Mark Herman making $200 a pop selling excess copies of We the People.
Over the last 5 years or so, we saw a number of prints or remakes of great games from the 1980s and 1990s. FFG took the approach of completely remaking games like Warrior Knights, but only made slight changes to Talisman and Cosmic Encounters. Valley Games decided to reprint games like Hannibal and Republic of Rome with upgraded components and graphics. Meanwhile in Euroland there was lawsuits over Age of Steam. Unfortunately, Dune will probably never get remade with the license for legal reasons. Luckily, for the fans of Card Driven Games GMT and Mark Herman were able to get together to remake We the People as Washington's War.
As I mentioned earlier We the People started the card driven war game revolution. Before this time people played war games on boards with hexes, and players were able to move every fracking tiny piece of fricking cardboard board every turn. Each turn in game like Third Reich took about 12 hours. In 1995 Mark Hermon comes along and now each player can only move 1 piece at a time and players have to make important decisions whether to move armies to attack, build armies or use ops points for political gain.
So now what's the difference between We the People and Washington's War? Actually, there isn't a huge difference. The main differences is in the combat system. We the People used Battle Cards similar to Hannibal, while Washington War uses dice. In a typical battle each side will roll the dice twice and compare results to see who the winner is. In the designer notes Mark Hermon talks about streamlining the game and using the dice rolls rather than battle cards to reduce the game time. As he mentioned, each battle used to take over 5 minutes. With an average of 14 battles per game this adds up to 70 minutes of battle time. By switching to the quick dice system a 3 hour game of We the People can be reduced to 90 minutes of Washington'a War. Card Driven Board games are also very popular by email on Vasaal. Before We the People would take months to play by email. Now Washington's War will take only a couple of weeks to play by email.
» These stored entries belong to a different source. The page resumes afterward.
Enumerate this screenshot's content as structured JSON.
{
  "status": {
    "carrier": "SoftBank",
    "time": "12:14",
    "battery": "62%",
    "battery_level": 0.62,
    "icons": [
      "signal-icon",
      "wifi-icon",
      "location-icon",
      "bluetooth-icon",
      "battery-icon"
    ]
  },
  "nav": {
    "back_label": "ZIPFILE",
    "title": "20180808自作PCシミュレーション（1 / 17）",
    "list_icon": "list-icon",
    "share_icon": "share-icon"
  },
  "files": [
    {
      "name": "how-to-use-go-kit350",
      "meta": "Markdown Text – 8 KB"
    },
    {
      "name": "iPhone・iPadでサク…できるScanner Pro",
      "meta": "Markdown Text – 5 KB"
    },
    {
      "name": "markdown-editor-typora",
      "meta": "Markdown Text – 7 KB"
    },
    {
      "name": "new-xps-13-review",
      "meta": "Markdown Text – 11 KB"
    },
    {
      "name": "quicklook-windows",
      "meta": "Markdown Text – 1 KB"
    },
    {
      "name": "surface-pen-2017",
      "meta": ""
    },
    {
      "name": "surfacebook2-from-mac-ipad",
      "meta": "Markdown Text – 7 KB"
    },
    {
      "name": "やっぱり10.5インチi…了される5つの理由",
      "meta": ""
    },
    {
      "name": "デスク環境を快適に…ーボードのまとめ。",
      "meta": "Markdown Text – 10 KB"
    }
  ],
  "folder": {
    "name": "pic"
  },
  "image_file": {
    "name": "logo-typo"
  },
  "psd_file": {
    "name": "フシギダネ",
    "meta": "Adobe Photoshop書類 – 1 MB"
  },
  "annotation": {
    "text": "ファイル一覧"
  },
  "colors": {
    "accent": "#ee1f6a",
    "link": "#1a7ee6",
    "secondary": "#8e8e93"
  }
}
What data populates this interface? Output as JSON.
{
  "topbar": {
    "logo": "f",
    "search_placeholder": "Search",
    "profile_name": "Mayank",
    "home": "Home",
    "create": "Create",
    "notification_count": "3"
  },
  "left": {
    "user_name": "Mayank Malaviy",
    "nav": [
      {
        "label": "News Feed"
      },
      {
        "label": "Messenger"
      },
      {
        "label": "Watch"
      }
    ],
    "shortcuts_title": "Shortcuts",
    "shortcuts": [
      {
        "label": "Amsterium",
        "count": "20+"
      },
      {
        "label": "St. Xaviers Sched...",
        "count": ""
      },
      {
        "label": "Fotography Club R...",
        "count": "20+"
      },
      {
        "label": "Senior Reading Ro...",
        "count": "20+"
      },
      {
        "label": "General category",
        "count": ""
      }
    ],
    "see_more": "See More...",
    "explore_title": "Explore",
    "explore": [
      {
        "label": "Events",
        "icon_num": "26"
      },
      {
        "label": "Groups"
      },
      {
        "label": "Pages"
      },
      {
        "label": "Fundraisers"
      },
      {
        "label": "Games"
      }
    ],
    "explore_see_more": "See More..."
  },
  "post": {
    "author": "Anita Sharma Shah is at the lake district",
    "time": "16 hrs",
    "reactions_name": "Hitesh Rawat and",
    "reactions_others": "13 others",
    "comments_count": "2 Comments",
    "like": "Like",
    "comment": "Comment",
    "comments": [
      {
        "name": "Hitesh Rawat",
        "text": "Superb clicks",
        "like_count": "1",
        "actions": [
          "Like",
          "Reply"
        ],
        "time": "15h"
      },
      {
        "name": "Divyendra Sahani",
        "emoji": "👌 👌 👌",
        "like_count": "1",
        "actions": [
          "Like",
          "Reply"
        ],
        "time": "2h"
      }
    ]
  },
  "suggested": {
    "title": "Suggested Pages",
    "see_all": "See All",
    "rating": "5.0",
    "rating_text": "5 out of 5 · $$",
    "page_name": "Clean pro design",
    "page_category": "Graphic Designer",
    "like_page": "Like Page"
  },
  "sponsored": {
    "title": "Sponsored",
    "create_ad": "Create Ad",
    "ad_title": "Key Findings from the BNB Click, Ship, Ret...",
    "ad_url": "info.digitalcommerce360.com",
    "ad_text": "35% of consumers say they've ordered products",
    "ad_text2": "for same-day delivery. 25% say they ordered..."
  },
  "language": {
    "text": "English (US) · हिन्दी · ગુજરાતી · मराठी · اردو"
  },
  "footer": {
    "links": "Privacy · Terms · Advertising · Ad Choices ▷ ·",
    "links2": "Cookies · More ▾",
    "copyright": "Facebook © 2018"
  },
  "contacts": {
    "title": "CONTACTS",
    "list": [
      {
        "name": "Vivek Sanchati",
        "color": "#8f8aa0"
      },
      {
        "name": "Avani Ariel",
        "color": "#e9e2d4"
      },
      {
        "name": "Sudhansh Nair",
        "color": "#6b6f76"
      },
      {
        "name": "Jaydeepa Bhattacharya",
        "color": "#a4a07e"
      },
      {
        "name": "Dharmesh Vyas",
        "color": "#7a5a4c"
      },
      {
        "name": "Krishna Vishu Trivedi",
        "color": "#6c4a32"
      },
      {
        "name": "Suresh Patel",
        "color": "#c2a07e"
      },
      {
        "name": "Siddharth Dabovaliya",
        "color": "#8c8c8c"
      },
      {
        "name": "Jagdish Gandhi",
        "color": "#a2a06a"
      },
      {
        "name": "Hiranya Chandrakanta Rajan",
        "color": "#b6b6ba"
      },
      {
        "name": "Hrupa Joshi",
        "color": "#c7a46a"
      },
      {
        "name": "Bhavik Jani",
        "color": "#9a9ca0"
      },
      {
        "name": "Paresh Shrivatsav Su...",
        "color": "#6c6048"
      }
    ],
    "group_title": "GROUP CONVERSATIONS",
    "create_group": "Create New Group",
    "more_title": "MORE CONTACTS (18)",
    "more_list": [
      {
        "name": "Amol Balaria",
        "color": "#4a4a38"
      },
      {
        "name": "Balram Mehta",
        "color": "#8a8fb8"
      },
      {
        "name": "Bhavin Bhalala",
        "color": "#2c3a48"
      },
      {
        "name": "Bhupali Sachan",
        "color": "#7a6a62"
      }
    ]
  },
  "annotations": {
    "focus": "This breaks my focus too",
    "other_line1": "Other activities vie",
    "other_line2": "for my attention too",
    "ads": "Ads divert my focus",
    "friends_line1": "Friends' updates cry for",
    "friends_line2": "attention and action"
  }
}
Now all this said, I have the feeling streamlining We the People to Washington's War is like watching the Super Bowl with Tivo. Back before Tivo the Super Bowl would take 4 hours to watch. Now with Tivo it only takes 2 hours. Once I started using Tivo, I'll never go back to taking 4 hours to watch a Super Bowl, but the real question is am I enjoying the game any better now than I did 5 years ago? This same question can be asked about We the People and Washington's War. I don't think I'll ever play the original version of We the People now that this new version has come out. But I'm still not sure whether my enjoyment is any greater now than it would have been 10 years ago with the longer version.
Ok, my rants is over, now onto my mini review:
KingPut is either constipated and taking a shit or he's trying to figure out how to get General Howe to attack George Washington.
Component wise Washington's War looks great and it has great components. This game is a bargain at $40 even without the comparison against We the People at $150. The cards are so thick they're hard to shuffle.
Washington's War is the perfect game for people new to card driven war games. It is probably one of the easiest and quickest of the card driven war games. I'd recommend it to anyone who's played Twilight Struggle or 1960 and wants to move onto more of a war game. Politics and events play a very important role in Washington's War, so don't expect a dicefest. The game also seems pretty balanced, although I'm expecting many posts on BGG about how one side has an advantage by people who have played twice and the British have won both times. I think the design team has done a pretty good job play testing Washington's War.
Overall, Washington's War is a good game, but not a great game. The greatness has been stripped from We the People, but at the same time it hits a specific niche perfectly. Washington's War is an engaging card driven war game that can be played in 90 minutes and is designed to be played on the internet. So Washington's War will see a hell of a lot of play time over the next few years.
All that all said, who's ready to play some Washington's War on Vasaal?